Map based cloning of QTLs is the commonly used approach for identification of candidate genes underlying the complex traits. Using this approach candidate genes have been identified for heading date, tiller number, submergence tolerance, grain number, and grain yield in rice (Yano et al. 2001; Salvi and Tuberosa 2005; Ashikari et al. 2005, Xu et al. 2006). However, this approach is time consuming and results depend on the effect and consistency of the QTLs across the generations. A combination of meta-analysis and comparative in silico mapping can be an efficient and rapid approach for identifying new candidate genes for trait variation. Based on this approach candidate genes were deduced for flowering time and drought tolerance in maize (Chardon et al. 2004; Hao et al. 2010) and for lint fiber length in cotton (Rong et al. 2007). In the present study insilico candidate gene analysis of meta-QTLs resulted in several candidate genes involved in yield. Some of the important genes/gene families with sufficient evidence to support their candidacy in rice and other crops are listed and discussed further. The genes were cytochrome P450, cytokinin oxidase, PPR repeat-containing protein-like, zinc-finger (AN1-like)-like protein, F-box-like protein, and NAM-like proteins.

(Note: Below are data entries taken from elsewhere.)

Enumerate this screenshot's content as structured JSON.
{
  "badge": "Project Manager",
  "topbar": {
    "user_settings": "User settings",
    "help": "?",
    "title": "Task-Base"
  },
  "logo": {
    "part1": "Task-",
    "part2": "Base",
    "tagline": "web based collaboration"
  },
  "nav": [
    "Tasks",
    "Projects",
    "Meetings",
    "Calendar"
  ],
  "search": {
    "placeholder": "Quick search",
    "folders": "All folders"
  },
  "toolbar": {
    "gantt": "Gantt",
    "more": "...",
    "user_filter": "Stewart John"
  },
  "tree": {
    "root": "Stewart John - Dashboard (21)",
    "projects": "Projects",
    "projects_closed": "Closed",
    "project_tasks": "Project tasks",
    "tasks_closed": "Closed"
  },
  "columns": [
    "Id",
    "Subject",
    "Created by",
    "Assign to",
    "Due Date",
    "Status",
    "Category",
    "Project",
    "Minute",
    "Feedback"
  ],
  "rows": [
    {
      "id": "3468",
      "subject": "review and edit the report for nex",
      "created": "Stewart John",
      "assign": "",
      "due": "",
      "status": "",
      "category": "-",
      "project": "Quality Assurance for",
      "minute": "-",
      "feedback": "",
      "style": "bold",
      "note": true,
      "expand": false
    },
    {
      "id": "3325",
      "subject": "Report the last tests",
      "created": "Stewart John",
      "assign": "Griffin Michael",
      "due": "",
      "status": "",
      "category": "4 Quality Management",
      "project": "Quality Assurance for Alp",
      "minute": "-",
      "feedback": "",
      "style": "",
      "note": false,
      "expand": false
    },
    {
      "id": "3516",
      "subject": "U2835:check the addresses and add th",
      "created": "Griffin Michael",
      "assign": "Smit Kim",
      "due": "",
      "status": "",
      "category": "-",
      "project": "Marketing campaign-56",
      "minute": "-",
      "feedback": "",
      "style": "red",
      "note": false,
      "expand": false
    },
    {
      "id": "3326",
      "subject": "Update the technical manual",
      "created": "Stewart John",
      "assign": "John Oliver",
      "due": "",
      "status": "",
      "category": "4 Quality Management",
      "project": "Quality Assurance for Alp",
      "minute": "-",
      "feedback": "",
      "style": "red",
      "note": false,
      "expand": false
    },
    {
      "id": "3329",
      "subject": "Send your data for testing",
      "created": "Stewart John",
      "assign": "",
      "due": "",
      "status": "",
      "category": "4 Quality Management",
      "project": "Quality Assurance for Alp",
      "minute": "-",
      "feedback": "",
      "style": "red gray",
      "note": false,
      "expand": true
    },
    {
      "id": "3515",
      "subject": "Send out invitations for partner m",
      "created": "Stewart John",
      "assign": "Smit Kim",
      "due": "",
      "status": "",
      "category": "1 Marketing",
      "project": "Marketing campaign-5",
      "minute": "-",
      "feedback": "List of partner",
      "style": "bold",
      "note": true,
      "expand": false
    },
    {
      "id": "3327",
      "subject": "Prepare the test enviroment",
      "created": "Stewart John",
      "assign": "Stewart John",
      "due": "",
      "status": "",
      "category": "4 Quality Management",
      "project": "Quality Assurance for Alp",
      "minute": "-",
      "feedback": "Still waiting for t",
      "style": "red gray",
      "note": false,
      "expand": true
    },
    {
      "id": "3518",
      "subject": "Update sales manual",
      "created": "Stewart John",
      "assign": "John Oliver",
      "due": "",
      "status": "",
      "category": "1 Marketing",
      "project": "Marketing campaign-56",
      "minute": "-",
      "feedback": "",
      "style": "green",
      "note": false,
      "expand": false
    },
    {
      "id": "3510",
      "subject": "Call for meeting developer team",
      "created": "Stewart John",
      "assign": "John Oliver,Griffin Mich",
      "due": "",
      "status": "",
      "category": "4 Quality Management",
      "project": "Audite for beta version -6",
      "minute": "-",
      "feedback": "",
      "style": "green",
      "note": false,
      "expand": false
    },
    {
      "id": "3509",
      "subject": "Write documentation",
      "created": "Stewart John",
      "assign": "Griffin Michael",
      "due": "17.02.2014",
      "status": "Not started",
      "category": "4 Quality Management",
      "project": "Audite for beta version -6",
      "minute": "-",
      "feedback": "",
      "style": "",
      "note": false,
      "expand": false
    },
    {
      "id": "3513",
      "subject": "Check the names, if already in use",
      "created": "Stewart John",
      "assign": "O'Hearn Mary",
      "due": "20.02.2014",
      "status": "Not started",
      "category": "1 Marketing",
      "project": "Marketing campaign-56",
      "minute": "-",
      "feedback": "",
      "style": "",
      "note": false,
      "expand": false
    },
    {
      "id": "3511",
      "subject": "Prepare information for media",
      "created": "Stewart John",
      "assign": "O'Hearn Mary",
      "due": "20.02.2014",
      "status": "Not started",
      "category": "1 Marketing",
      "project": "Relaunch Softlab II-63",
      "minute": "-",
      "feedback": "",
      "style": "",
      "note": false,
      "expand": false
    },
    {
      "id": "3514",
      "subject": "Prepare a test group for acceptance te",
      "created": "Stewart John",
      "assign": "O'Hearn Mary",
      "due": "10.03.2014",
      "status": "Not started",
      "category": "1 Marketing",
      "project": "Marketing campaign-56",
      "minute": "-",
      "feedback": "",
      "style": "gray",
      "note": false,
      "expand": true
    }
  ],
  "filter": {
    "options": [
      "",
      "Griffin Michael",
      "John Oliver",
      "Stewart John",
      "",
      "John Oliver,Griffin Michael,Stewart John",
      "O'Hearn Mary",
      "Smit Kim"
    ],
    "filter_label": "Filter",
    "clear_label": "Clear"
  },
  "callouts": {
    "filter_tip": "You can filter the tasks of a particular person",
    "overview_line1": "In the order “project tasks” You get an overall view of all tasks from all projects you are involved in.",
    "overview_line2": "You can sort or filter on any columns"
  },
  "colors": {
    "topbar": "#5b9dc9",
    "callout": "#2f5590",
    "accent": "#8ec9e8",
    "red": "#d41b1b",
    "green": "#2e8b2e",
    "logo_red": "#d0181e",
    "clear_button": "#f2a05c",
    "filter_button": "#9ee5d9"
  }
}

Cytochrome P450 is a high-priority gene family associated with yield. This is supported by recent report of a rice brassinosteroid deficient mutant osdwarf 4-1 encoding a cytochrome P450 protein increasing biomass and grain yield under dense planting (Sakamoto et al. 2005). Cytochrome P450 also has a role in homeostasis of cytokinin which regulates growth, development in wheat and grain yield in rice (Ashikari et al. 2005; Xin et al. 2010). PPR repeats are present in promoter region of Rf genes of rice, regulate embryogenesis and fertility restoration in rice (Bentolila et al. 2002; Akagi et al. 2004; Xu et al. 2009; Wang et al. 2010). Thus, association of PPR genes with 15 out of 23 meta-QTLs for yield may be through increase in fertility. Zinc-finger (AN1-like)-like proteins are known to be involved in stress tolerance and in the regulation of rice plant architecture (Zhang et al. 2010). Suppression of this gene resulted in drastic increase in leaf and tiller angles, shortened shoot height and reduced grain production in rice (Mukhopadhyay et al. 2004; Wang et al. 2008). F-box proteins play an important role in floral development and stress tolerance. They express during various stages of panicle and seed development regulating the grain yield (Jain et al. 2007).The shortlisted common candidate genes underlying precise meta-QTLs can be used for further function analysis to define functions and to identify important yield enhancing genes in rice. In addition, the presences of specific kinds of transposable elements have some functional significance in yield improvement. The large amount of variation that is usually observed in inter-specific crosses is mainly because of many genetic and epigenetic factors, including transposable elements (Wang et al. 2005; Yu et al. 2010).

Conclusions

Meta-analysis of yield QTLs helped to identify the most precise and concise MQTLs. The meta-QTLs with a small physical and genetic interval are useful in MAS/pyramiding. The QTLs for use in MAS are also targets for fine mapping and positional cloning for gene discovery. The shortlisted candidate genes underlying meta-QTLs can be cloned to unravel the molecular mechanisms regulating yield. In breeding rice for higher yield, this study provides insights into the location of important loci introgressed from wild species of rice.